Thursday, July 12, 2012

Lemon Curd Filled Cupcakes with Lemon Buttercream
Ingredients
    LEMON CUPCAKES
  • 1 box Lemon Instant Pudding mix (4 serving size)
  • 1 box Lemon Cake Mix
  • 4 eggs
  • 1 cup water
  • 1/2 cup butter, melted
  • LEMON CURD
  • 1 cup white sugar
  • 3 eggs
  • 1 cup fresh lemon juice (squeezed from 5 lemons)
  • zest of 3 lemons
  • 1/2 cup unsalted butter, melted
  • LEMON BUTTERCREAM
  • 2 cups (4 sticks) unsalted butter, softened
  • 2 pounds powdered sugar
  • 1/8 teaspoon salt
  • 2 teaspoons vanilla extract (use clear vanilla if you want white frosting)
  • zest of 2-3 lemons
  • fresh lemon juice from 1-2 lemons (about 1/4 cup)
  • 1-3 tablespoons heavy whipping cream (start with one and add until you have desired consistency)

Instructions
    FOR LEMON CUPCAKES
  1. Preheat oven to 350° and line cupcake tins with paper liners.
  2. Combine all cupcake ingredients and mix for 2 mins at medium speed.
  3. Using a large scoop (I use an ice cream scoop) fill each cupcake line 2/3 full with batter.
  4. Bake for 20 minutes, or until cupcakes are springy to the touch and a toothpick inserted comes out clean. Cool completely on wire rack.
  5. Once cupcakes have cooled, hollow out a small well in the center of each cupcake using a knife; I like to use an icing tip or apple corer, but a knife works well too.
  6. FOR LEMON CURD
  7. Whisk together sugar and eggs in a large microwave safe bowl. Add lemon juice, zest and butter and whisk until well combined.
  8. Cook in microwave on high at one minute intervals, stirring after each minute. This should take about 5 minutes, depending on your microwave. Lemon curd is done cooking when it coats the back of a metal spoon.
  9. Remove from microwave and cool completely.
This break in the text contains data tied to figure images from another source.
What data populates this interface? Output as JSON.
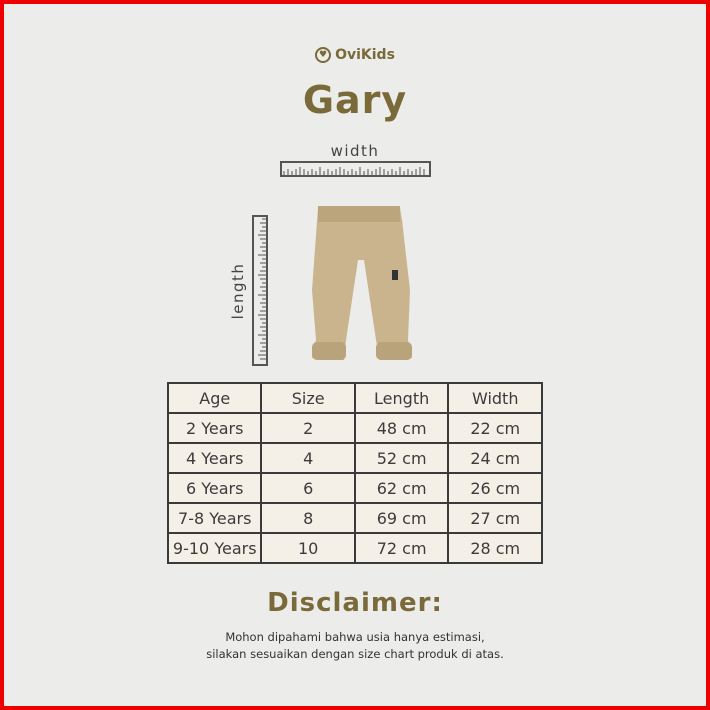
{
  "brand": "OviKids",
  "product_name": "Gary",
  "ruler_labels": {
    "width": "width",
    "length": "length"
  },
  "table": {
    "headers": [
      "Age",
      "Size",
      "Length",
      "Width"
    ],
    "rows": [
      [
        "2 Years",
        "2",
        "48 cm",
        "22 cm"
      ],
      [
        "4 Years",
        "4",
        "52 cm",
        "24 cm"
      ],
      [
        "6 Years",
        "6",
        "62 cm",
        "26 cm"
      ],
      [
        "7-8 Years",
        "8",
        "69 cm",
        "27 cm"
      ],
      [
        "9-10 Years",
        "10",
        "72 cm",
        "28 cm"
      ]
    ]
  },
  "disclaimer": {
    "title": "Disclaimer:",
    "lines": [
      "Mohon dipahami bahwa usia hanya estimasi,",
      "silakan sesuaikan dengan size chart produk di atas."
    ]
  },
  "colors": {
    "accent": "#7a6a3a",
    "table_bg": "#f4efe7",
    "border": "#e00000",
    "pants": "#c9b48e"
  }
}
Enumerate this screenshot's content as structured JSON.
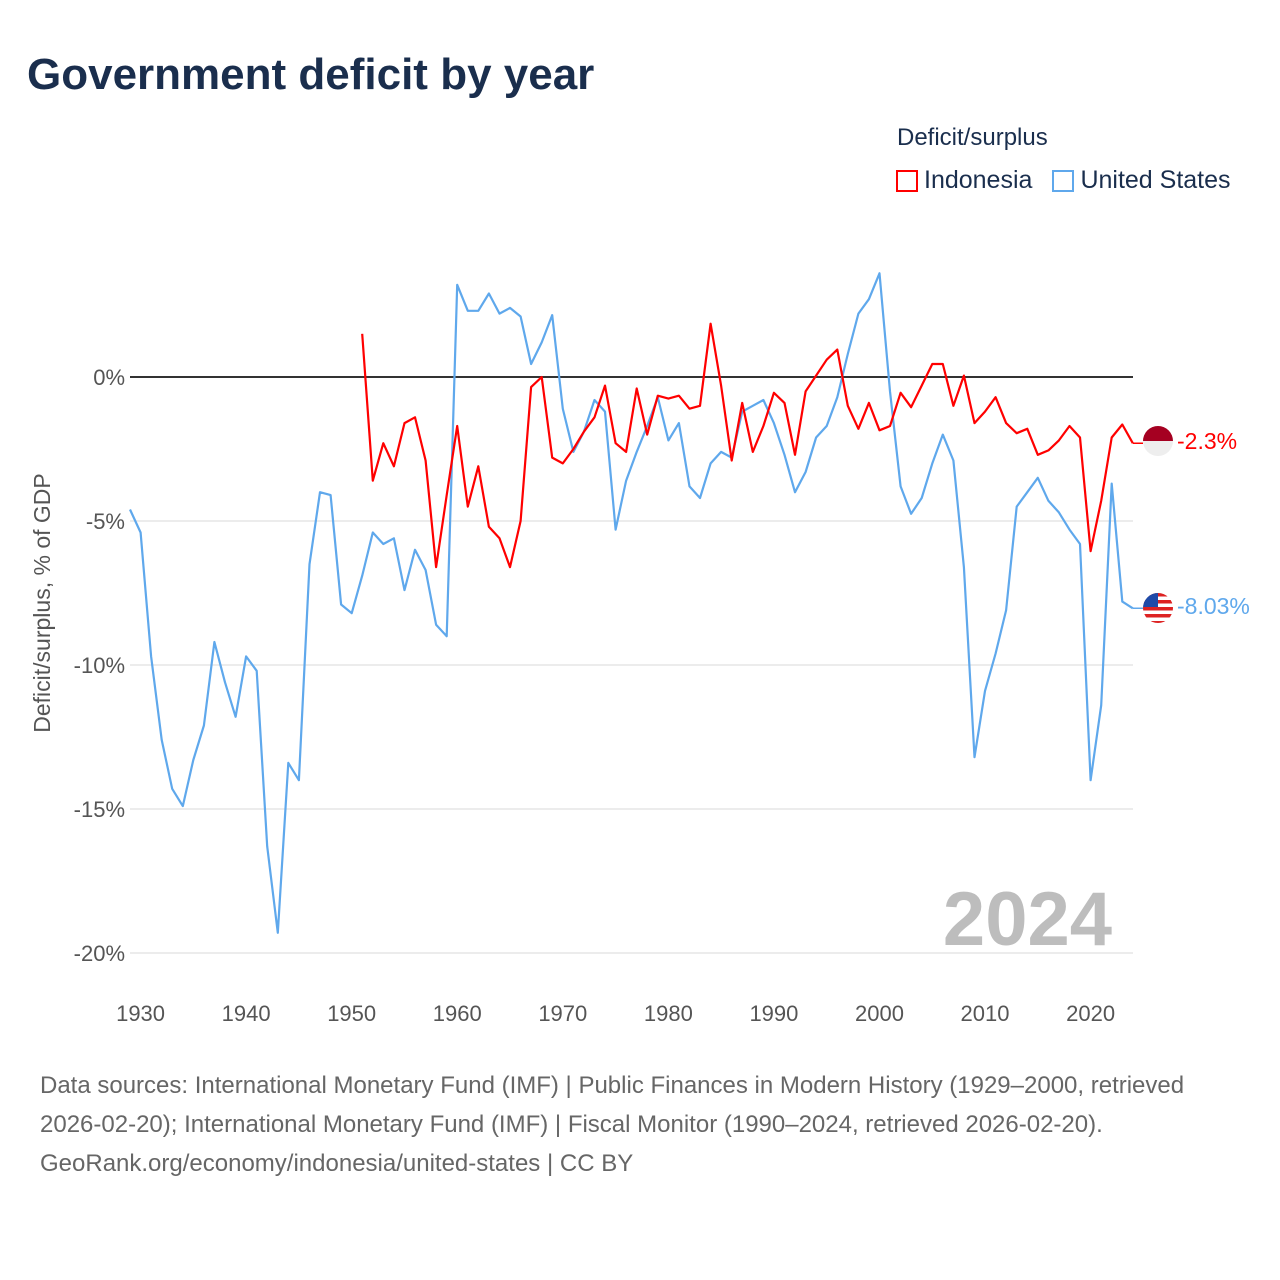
{
  "title": "Government deficit by year",
  "legend": {
    "title": "Deficit/surplus",
    "items": [
      {
        "name": "Indonesia",
        "color": "#ff0000"
      },
      {
        "name": "United States",
        "color": "#5fa8ec"
      }
    ]
  },
  "current_year": "2024",
  "end_labels": {
    "indonesia": "-2.3%",
    "united_states": "-8.03%"
  },
  "footer": {
    "sources": "Data sources: International Monetary Fund (IMF) | Public Finances in Modern History (1929–2000, retrieved 2026-02-20); International Monetary Fund (IMF) | Fiscal Monitor (1990–2024, retrieved 2026-02-20).",
    "credit": "GeoRank.org/economy/indonesia/united-states | CC BY"
  },
  "chart_data": {
    "type": "line",
    "title": "Government deficit by year",
    "xlabel": "",
    "ylabel": "Deficit/surplus, % of GDP",
    "xlim": [
      1929,
      2024
    ],
    "ylim": [
      -20,
      3.6
    ],
    "x_ticks": [
      "1930",
      "1940",
      "1950",
      "1960",
      "1970",
      "1980",
      "1990",
      "2000",
      "2010",
      "2020"
    ],
    "y_ticks": [
      {
        "value": 0,
        "label": "0%"
      },
      {
        "value": -5,
        "label": "-5%"
      },
      {
        "value": -10,
        "label": "-10%"
      },
      {
        "value": -15,
        "label": "-15%"
      },
      {
        "value": -20,
        "label": "-20%"
      }
    ],
    "grid": true,
    "legend_position": "top-right",
    "series": [
      {
        "name": "Indonesia",
        "color": "#ff0000",
        "start_year": 1951,
        "values": [
          1.5,
          -3.6,
          -2.3,
          -3.1,
          -1.6,
          -1.4,
          -2.9,
          -6.6,
          -4.1,
          -1.7,
          -4.5,
          -3.1,
          -5.2,
          -5.6,
          -6.6,
          -5.0,
          -0.35,
          0.0,
          -2.8,
          -3.0,
          -2.5,
          -1.9,
          -1.4,
          -0.3,
          -2.3,
          -2.6,
          -0.4,
          -2.0,
          -0.65,
          -0.75,
          -0.65,
          -1.1,
          -1.0,
          1.85,
          -0.3,
          -2.9,
          -0.9,
          -2.6,
          -1.7,
          -0.55,
          -0.9,
          -2.7,
          -0.5,
          0.05,
          0.6,
          0.95,
          -1.0,
          -1.8,
          -0.9,
          -1.85,
          -1.7,
          -0.55,
          -1.05,
          -0.3,
          0.45,
          0.45,
          -1.0,
          0.05,
          -1.6,
          -1.2,
          -0.7,
          -1.6,
          -1.95,
          -1.8,
          -2.7,
          -2.55,
          -2.2,
          -1.7,
          -2.1,
          -6.05,
          -4.3,
          -2.1,
          -1.65,
          -2.3
        ]
      },
      {
        "name": "United States",
        "color": "#5fa8ec",
        "start_year": 1929,
        "values": [
          -4.6,
          -5.4,
          -9.7,
          -12.6,
          -14.3,
          -14.9,
          -13.3,
          -12.1,
          -9.2,
          -10.6,
          -11.8,
          -9.7,
          -10.2,
          -16.3,
          -19.3,
          -13.4,
          -14.0,
          -6.5,
          -4.0,
          -4.1,
          -7.9,
          -8.2,
          -6.9,
          -5.4,
          -5.8,
          -5.6,
          -7.4,
          -6.0,
          -6.7,
          -8.6,
          -9.0,
          3.2,
          2.3,
          2.3,
          2.9,
          2.2,
          2.4,
          2.1,
          0.45,
          1.2,
          2.15,
          -1.1,
          -2.6,
          -1.9,
          -0.8,
          -1.2,
          -5.3,
          -3.6,
          -2.6,
          -1.7,
          -0.7,
          -2.2,
          -1.6,
          -3.8,
          -4.2,
          -3.0,
          -2.6,
          -2.8,
          -1.2,
          -1.0,
          -0.8,
          -1.6,
          -2.7,
          -4.0,
          -3.3,
          -2.1,
          -1.7,
          -0.7,
          0.8,
          2.2,
          2.7,
          3.6,
          -0.5,
          -3.8,
          -4.75,
          -4.2,
          -3.0,
          -2.0,
          -2.9,
          -6.6,
          -13.2,
          -10.9,
          -9.6,
          -8.1,
          -4.5,
          -4.0,
          -3.5,
          -4.3,
          -4.7,
          -5.3,
          -5.8,
          -14.0,
          -11.4,
          -3.7,
          -7.8,
          -8.03
        ]
      }
    ]
  }
}
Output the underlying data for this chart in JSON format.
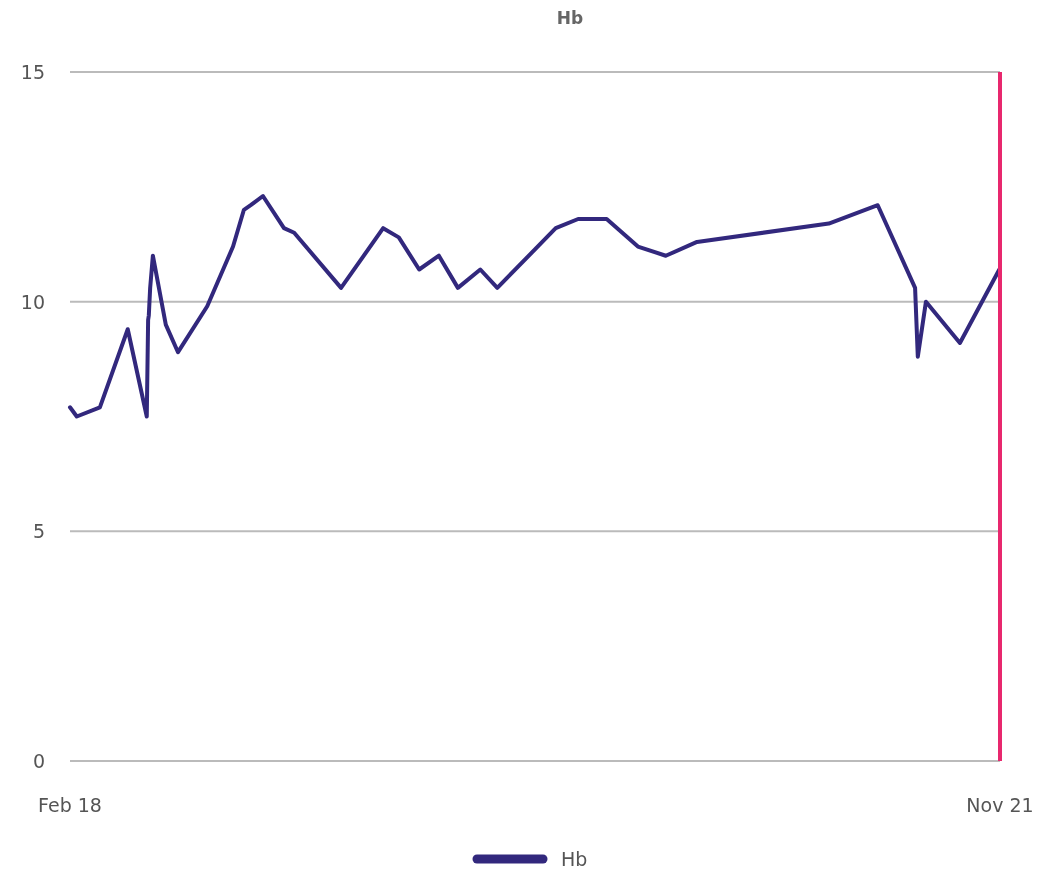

  10. Spoon lemon curd into each hollowed out cupcake and top with buttercream.
  11. Drizzle lemon curd over buttercream, for optional garnish
  12. FOR LEMON BUTTERCREAM
  13. In a large bowl, beat butter until creamy. Slowly add salt, vanilla and lemon zest on medium low until smooth and combined (about 1), scrapping sides of bowl as necessary.
  14. Slowly add powdered sugar one cup at a time on low until combined, scrape sides of bowl.
  15. Add lemon juice and mix until well combined. Increase speed to medium, and beat for 1 min.
  16. If buttercream is too thick, slowly add heavy cream 1 tablespoon at a time until you reach the desired consistency. Beat at high speed until frosting is fluffy.